È morto domenica scorsa a 87 anni Gianfranco Spadaccia, una delle figure più rappresentative e riconosciute della storia radicale e una delle politicamente più longeve. Era uno degli ultimi sopravvissuti di quel gruppo di giovani della sinistra liberale che, nel 1955, animò il primo Partito Radicale e pochi anni dopo, tra il 1962-63, raccolse il testimone della generazione dei Mario Pannunzio, Nicolò Carandini, Bruno Villabruna e Leopoldo Piccardi, inaugurando una spregiudicata, ma non subalterna, strategia di apertura al Partito Comunista italiano, anticipata nel 1959 da un famoso articolo di Marco Pannella su Paese Sera e guardata con diffidenza da molti radicali, di venti o trent’anni più vecchi, di cultura repubblicana e azionista.
Da allora Spadaccia è stato uno dei protagonisti o antagonisti di tutte le scelte ed evoluzioni compiute dal soggetto radicale, che lo ha sempre visto visibilmente al centro o, più discretamente, dall’esterno contro le scelte politiche pannelliane.
Negli anni ’60, iniziò la sua attività giornalistica all’Astrolabio, settimanale fondato da Ernesto Rossi e Ferruccio Parri dopo la rottura con il Mondo di Pannunzio, con cui i due avevano interrotto le relazioni dopo una, anzi forse la prima delle tante sanguinose rotture che costelleranno la futura storia radicale: il caso Piccardi.
Da giornalista Spadaccia svolse anche l’apprendistato alla militanza politica, quando con Agenzia Radicale partecipò alle inchieste di denuncia dei condizionamenti dell’Eni di Eugenio Cefis sull’informazione e sulla politica italiana e dello sfruttamento dei fondi per la pubblica assistenza da parte dell’ONMI (Opera Nazionale Maternità e Infanzia), ente di origine fascista trasformato in un opaco centro di potere dalle correnti andreottiane e fanfaniane della Democrazia Cristiana.

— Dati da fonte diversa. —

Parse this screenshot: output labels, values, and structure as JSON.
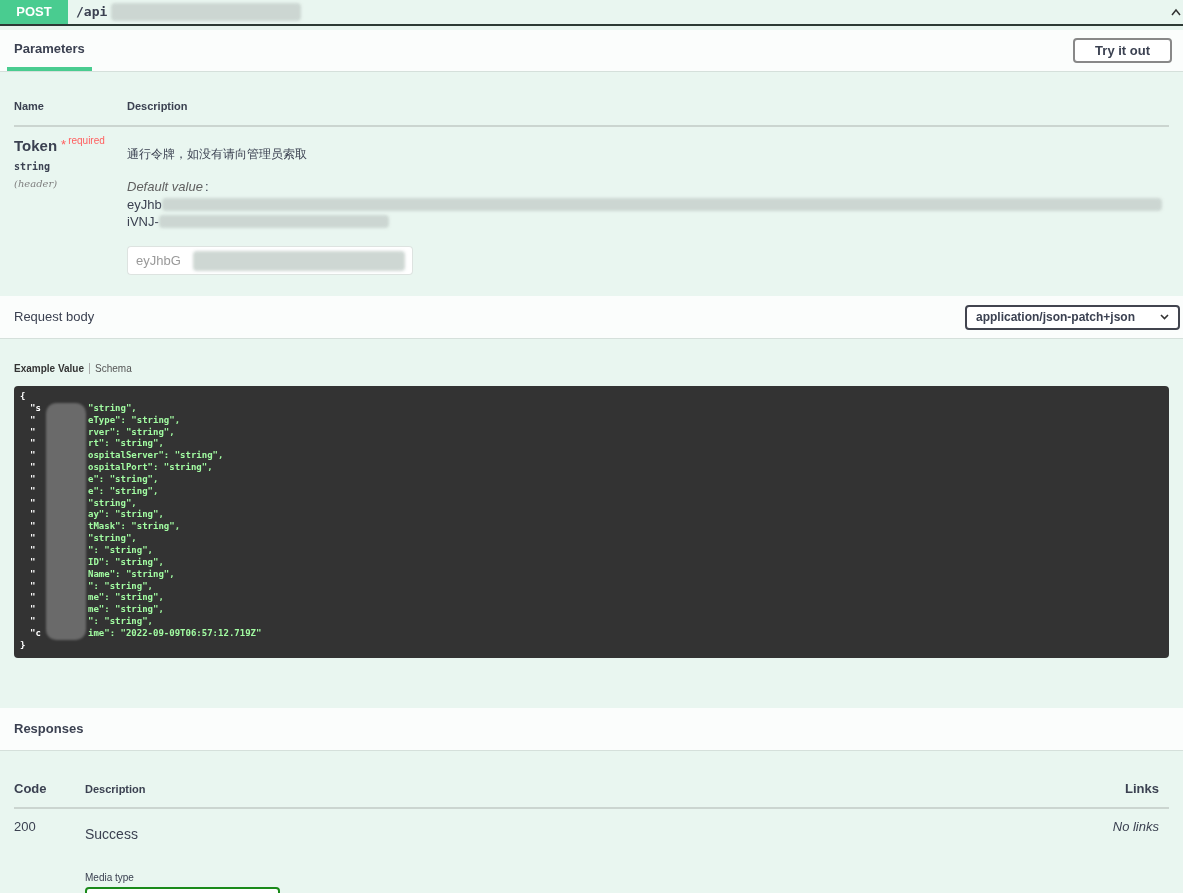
{
  "summary": {
    "method": "POST",
    "path": "/api",
    "expanded": true
  },
  "tabs": [
    {
      "label": "Parameters",
      "selected": true
    }
  ],
  "try_button": "Try it out",
  "params_table": {
    "columns": [
      "Name",
      "Description"
    ],
    "rows": [
      {
        "name": "Token",
        "required_mark": "*",
        "required_label": "required",
        "type": "string",
        "location": "(header)",
        "description": "通行令牌，如没有请向管理员索取",
        "default_label": "Default value",
        "default_sep": ":",
        "default_lines": [
          "eyJhb",
          "iVNJ-"
        ],
        "input_value": "eyJhbG"
      }
    ]
  },
  "request_body": {
    "label": "Request body",
    "content_type": "application/json-patch+json"
  },
  "example_tabs": [
    {
      "label": "Example Value",
      "selected": true
    },
    {
      "label": "Schema",
      "selected": false
    }
  ],
  "code": {
    "open": "{",
    "close": "}",
    "lines": [
      {
        "head": "\"s",
        "tail": "\"string\","
      },
      {
        "head": "\"",
        "tail": "eType\": \"string\","
      },
      {
        "head": "\"",
        "tail": "rver\": \"string\","
      },
      {
        "head": "\"",
        "tail": "rt\": \"string\","
      },
      {
        "head": "\"",
        "tail": "ospitalServer\": \"string\","
      },
      {
        "head": "\"",
        "tail": "ospitalPort\": \"string\","
      },
      {
        "head": "\"",
        "tail": "e\": \"string\","
      },
      {
        "head": "\"",
        "tail": "e\": \"string\","
      },
      {
        "head": "\"",
        "tail": "\"string\","
      },
      {
        "head": "\"",
        "tail": "ay\": \"string\","
      },
      {
        "head": "\"",
        "tail": "tMask\": \"string\","
      },
      {
        "head": "\"",
        "tail": "\"string\","
      },
      {
        "head": "\"",
        "tail": "\": \"string\","
      },
      {
        "head": "\"",
        "tail": "ID\": \"string\","
      },
      {
        "head": "\"",
        "tail": "Name\": \"string\","
      },
      {
        "head": "\"",
        "tail": "\": \"string\","
      },
      {
        "head": "\"",
        "tail": "me\": \"string\","
      },
      {
        "head": "\"",
        "tail": "me\": \"string\","
      },
      {
        "head": "\"",
        "tail": "\": \"string\","
      },
      {
        "head": "\"c",
        "tail": "ime\": \"2022-09-09T06:57:12.719Z\""
      }
    ]
  },
  "responses": {
    "title": "Responses",
    "columns": [
      "Code",
      "Description",
      "Links"
    ],
    "rows": [
      {
        "code": "200",
        "description": "Success",
        "links": "No links",
        "media_label": "Media type"
      }
    ]
  }
}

In seguito Spadaccia animò le campagne anticlericali e anti-concordatarie e organizzò, sotto la regia di Mauro Mellini, il loro sbocco politico-parlamentare nell’iniziativa della Lega Italiana per il Divorzio, che consentì di aprire una breccia concreta nei rapporti con il PCI (aderì alla LID l’ex presidente della Costituente Umberto Terracini), ma soprattutto a stringere, attraverso Loris Fortuna, un patto politico con il Partito Socialista italiano, che l’ascesa alla segreteria di Bettino Craxi nel 1976 non interruppe, ma rafforzò, fino alla rottura fragorosa tra la fine degli anni ’80 e l’inizio degli anni ’90, quando Pannella e il leader socialista si trovano sui due lati opposti della barricata referendaria.
Da segretario radicale, Spadaccia nel 1975 fu arrestato con Adele Faccio ed Emma Bonino per le disobbedienze civili del CISA – Centro d’iniziativa sulla sterilizzazione e l’aborto – che praticava alla luce del sole aborti illegali per denunciare lo scandalo dell’aborto clandestino. Di lì in poi per tre Legislature – dal 1979 al 1990 – è stato parlamentare radicale, nell’VIII e nella X al Senato e nella IX alla Camera.
Alla fine degli anni ’80 arrivò la svolta transnazionale di Pannella che, a differenza di altri due compagni della prima ora, Massimo Teodori e Mauro Mellini, Spadaccia non avversò e non ritenne uno spariglio tattico o un divertissement spettacolare, che un altro dei radicali più scettici, Enzo Tortora, paragonò sarcasticamente al Cacao Meravigliao.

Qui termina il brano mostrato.